Ideología en las aulas
Si trabajar sobre un contenido implica adoctrinar en él, ¿estudiar las cuevas de Altamira fomenta las cavernas como solución al problema de la vivienda?


Cada vez me gusta más participar en cursos de verano. Son actividades científicas a las que te invitan para hablar de temas a los que dedicas o has dedicado mucho tiempo y muchas ganas. Compartirlos con estudiantes los convierte en una de esas magníficas ocasiones donde nuestras dos almas, la docente y la investigadora, trabajan mano a mano. Y lo hacen en forma de reto. Contar tu investigación a un estudiante obliga a aterrizar las ideas, a acercar tus análisis, tus fuentes y tus argumentos a alguien con interés en lo que vas a contar, pero que desconoce los tecnicismos y el entramado teórico que sustenta tu trabajo. Eso implica encontrar el lenguaje y la manera de llegar, sin perder un ápice de rigurosidad en el contenido. Contarlo bien y contarlo bonito. Enseñar y enganchar. A esto se añade el coincidir con un pequeño número de colegas que trabajan temas próximos y te dan la oportunidad de pensar y repensar. Con suerte, compartes largas conversaciones, de esas que ensanchan la mente y reconfortan el corazón. ¿Puede haber algo mejor?
Asimilando aún las buenas sensaciones de La raíz rota, nuestro curso de este año en el aula de Vigo del centro asociado de UNED Pontevedra, choqué incrédula con la noticia de que la Generalitat de Carlos Mazón había vetado un curso de verano de la Universitat de València. No lo había prohibido (ya sería el colmo recuperar la censura educativa), sino vetado como curso de formación para el profesorado de secundaria.
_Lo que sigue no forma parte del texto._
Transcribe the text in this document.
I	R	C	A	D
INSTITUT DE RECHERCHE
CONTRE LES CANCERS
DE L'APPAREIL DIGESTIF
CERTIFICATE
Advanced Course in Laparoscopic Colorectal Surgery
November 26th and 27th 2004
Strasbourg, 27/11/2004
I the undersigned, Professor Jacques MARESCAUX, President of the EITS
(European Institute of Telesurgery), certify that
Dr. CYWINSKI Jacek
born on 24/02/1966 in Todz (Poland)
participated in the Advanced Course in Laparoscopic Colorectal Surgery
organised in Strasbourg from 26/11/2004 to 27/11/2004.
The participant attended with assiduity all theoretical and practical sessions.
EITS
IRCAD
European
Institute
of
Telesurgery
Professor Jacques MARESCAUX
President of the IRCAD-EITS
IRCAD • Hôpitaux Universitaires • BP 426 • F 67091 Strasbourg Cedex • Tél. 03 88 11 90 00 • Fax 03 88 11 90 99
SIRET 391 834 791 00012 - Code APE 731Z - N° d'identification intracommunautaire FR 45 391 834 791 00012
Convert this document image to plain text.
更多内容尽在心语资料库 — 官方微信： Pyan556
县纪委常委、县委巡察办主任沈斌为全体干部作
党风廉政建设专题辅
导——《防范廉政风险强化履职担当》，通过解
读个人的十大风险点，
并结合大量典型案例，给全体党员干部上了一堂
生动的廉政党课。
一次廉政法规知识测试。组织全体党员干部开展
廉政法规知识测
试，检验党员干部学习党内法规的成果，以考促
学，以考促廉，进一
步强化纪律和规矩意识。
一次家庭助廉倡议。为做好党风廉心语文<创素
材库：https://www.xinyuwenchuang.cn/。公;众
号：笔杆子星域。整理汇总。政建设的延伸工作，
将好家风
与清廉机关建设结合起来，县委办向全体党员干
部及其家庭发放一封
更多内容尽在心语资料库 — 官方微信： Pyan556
Es decir: a pesar de ser un curso acordado con el Cefire, el Servicio de Formación del Profesorado, de repente dejó de estar homologado. O lo que es lo mismo, cualquier profesora o profesor que haya seguido esta actividad no podrá sumarla como mérito a su currículum.
Lo peor de esta historia llegó con la sonora excusa de la Consejería de Educación para justificar su veto: “La ideología debe estar fuera de las aulas”. Una se imagina con una frase así que el contenido del curso va de cómo lavar el cerebro adolescente a favor de una ideología partidista, en el mejor de los casos, o de derribar la democracia y sus consensos, en el peor. Pero resulta que era un curso sobre el antifascismo en la historia, organizado por el Departamento de Historia Moderna y Contemporánea y con una nómina de ponentes llena de profesionales de prestigio consolidado, como Hugo García, Sandra Souto, Assumpta Castillo, Laura Branciforte o el coordinador, Aurelio Martí.
Ante la frase de la consejería, se me plantean dos interrogantes. El primero es si trabajar sobre un contenido implica adoctrinar en él. ¿Debemos entender entonces que estudiar las cuevas de Altamira busca fomentar la supervivencia en las cavernas como solución al problema de la vivienda? ¿Quieren los organizadores de otro curso homologado por el Cefire y centrado en los enfoques pedagógicos para la enseñanza del sufrimiento en la historia crear una generación de torturadores y máquinas de matar? Las preguntas absurdas se responden por sí solas.
La segunda cuestión es si realmente la ideología está fuera de las aulas y, más aún, si debe estarlo. Y qué ideología. ¿No son los valores democráticos y constitucionales un sistema ideológico? ¿Y los derechos humanos? ¿De verdad queremos erradicar su estudio o, por el contrario, consideramos que es necesario reforzar la pedagogía democrática y la defensa de que aquellos valores que asumimos como pilares de nuestra sociedad y nuestra convivencia? ¿A qué demócrata le puede parecer mal que la educación forme ciudadanas y ciudadanos?
Cierto es que en 2007 ya escuchamos que enseñar Educación para la Ciudadanía era “colaborar con el mal” y vimos al Gobierno autonómico valenciano, como al de Madrid, boicotear con orgullo la asignatura, promoviendo incluso la objeción a cursarla pese a ser obligatoria. Veinte años después, se mantiene el mismo discurso antisistema, aunque ahora lo llaman concordia.